Это, мой дорогой сэр, не было триумфом Франции. Я должен верить, что как нацию это переполнило вас стыдом и ужасом. Я должен верить, что Национальное собрание находит себя в состоянии величайшего унижения из-за невозможности наказать авторов этого триумфа или участников в нем, и что они находятся в ситуации, в которой любое расследование, которое они могут провести по этому предмету, должно быть лишено даже видимости свободы или беспристрастности. Оправдание этого собрания находится в их ситуации; но когда мы одобряем то, что они должны терпеть, это в нас вырожденный выбор порочного ума.

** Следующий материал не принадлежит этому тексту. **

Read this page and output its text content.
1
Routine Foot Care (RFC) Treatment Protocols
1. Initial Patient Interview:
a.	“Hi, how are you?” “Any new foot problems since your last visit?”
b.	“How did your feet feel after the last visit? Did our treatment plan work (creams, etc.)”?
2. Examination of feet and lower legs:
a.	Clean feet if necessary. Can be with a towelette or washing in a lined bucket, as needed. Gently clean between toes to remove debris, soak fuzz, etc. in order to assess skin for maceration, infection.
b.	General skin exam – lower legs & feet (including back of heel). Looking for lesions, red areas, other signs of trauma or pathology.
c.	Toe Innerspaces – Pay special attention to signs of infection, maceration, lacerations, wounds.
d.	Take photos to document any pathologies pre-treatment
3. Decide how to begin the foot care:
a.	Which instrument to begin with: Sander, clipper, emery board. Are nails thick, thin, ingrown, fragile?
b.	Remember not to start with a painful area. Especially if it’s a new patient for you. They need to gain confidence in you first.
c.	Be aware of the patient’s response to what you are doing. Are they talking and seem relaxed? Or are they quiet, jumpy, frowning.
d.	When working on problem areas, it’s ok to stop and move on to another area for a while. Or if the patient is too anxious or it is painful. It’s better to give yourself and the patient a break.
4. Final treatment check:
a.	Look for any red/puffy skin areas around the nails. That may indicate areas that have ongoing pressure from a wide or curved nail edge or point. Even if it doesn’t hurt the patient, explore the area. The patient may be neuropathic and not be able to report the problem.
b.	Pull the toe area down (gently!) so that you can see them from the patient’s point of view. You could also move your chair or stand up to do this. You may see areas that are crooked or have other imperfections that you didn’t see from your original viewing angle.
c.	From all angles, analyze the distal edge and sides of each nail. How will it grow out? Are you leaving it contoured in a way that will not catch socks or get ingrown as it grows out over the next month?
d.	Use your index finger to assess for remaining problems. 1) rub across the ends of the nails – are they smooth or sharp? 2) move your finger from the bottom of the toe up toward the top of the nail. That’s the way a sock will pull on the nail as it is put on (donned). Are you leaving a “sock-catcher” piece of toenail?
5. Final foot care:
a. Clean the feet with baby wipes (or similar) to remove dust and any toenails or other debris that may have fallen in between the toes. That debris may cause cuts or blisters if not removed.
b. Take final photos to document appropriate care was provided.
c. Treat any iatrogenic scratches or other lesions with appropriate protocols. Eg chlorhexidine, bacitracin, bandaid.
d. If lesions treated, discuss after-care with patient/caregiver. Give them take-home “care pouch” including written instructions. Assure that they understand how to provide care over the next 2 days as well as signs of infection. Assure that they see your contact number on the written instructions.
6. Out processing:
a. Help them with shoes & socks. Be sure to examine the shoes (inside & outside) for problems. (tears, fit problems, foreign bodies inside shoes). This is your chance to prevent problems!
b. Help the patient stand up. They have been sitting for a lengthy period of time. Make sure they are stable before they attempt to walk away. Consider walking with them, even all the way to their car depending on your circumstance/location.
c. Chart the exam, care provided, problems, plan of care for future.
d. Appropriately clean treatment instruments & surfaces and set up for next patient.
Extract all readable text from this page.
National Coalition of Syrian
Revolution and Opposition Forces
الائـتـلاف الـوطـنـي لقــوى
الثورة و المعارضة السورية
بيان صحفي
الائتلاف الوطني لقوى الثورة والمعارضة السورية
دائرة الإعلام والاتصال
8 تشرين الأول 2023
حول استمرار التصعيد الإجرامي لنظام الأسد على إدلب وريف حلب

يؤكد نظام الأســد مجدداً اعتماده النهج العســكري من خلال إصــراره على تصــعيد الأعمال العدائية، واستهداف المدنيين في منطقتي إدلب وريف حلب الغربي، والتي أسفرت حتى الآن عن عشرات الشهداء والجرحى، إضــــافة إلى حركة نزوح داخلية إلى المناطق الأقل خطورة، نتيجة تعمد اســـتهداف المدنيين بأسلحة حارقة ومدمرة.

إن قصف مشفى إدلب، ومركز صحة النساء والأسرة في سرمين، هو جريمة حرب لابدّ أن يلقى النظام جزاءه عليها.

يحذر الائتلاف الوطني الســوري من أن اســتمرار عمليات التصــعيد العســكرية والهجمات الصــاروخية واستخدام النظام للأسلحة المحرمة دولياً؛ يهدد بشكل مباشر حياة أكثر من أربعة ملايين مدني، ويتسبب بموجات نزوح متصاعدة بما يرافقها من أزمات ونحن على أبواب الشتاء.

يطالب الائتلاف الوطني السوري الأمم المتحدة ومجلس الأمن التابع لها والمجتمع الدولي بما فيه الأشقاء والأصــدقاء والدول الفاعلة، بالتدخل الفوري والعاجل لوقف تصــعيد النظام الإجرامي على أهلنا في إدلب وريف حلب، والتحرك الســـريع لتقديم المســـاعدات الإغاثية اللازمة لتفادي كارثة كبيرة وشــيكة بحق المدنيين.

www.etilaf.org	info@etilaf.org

С вынужденной видимостью обсуждения они голосуют под властью суровой необходимости. Они сидят в сердце, так сказать, иностранной республики: они имеют свое местопребывание в городе, чья конституция не исходит ни из хартии их короля, ни из их законодательной власти. Там они окружены армией, не поднятой ни авторитетом их короны, ни их командованием, и которая, если бы они приказали ей распуститься, мгновенно распустила бы их. Там они сидят, после того как банда убийц разогнала несколько сотен членов; в то время как те, кто придерживался тех же умеренных принципов, с большим терпением или лучшей надеждой, продолжали каждый день подвергаться возмутительным оскорблениям и смертельным угрозам. Там большинство, иногда реальное, иногда притворное, само плененное, заставляет плененного короля издавать как королевские указы, из третьих рук, загрязненную бессмыслицу их самых распущенных и легкомысленных кофеен. Известно, что все их меры решаются до того, как они обсуждаются. Вне сомнения, под террором штыка, и фонаря, и факела к их домам, они обязаны принимать все сырые и отчаянные меры, предложенные клубами, состоящими из чудовищной смеси всех условий, языков и наций. Среди них встречаются лица, по сравнению с которыми Катилина показался бы щепетильным, а Цетег — человеком трезвости и умеренности. И не только в этих клубах общественные меры деформируются в монстров. Они проходят предварительное искажение в академиях, предназначенных как своего рода семинарии для этих клубов, которые созданы во всех местах общественного пользования. В этих собраниях всех видов каждый совет, в той мере, в какой он дерзок, насильственен и вероломен, принимается за признак превосходного гения. Человечность и сострадание высмеиваются как плоды суеверия и невежества. Нежность к индивидам считается изменой обществу. Свобода всегда должна оцениваться как совершенная, поскольку собственность становится небезопасной. Среди убийств, массовых убийств и конфискаций, совершенных или задуманных, они формируют планы для доброго порядка будущего общества. Обнимая в своих руках туши низких преступников и продвигая их родственников по титулу их преступлений, они толкают сотни добродетельных людей к тому же концу, заставляя их существовать нищенством или преступлением.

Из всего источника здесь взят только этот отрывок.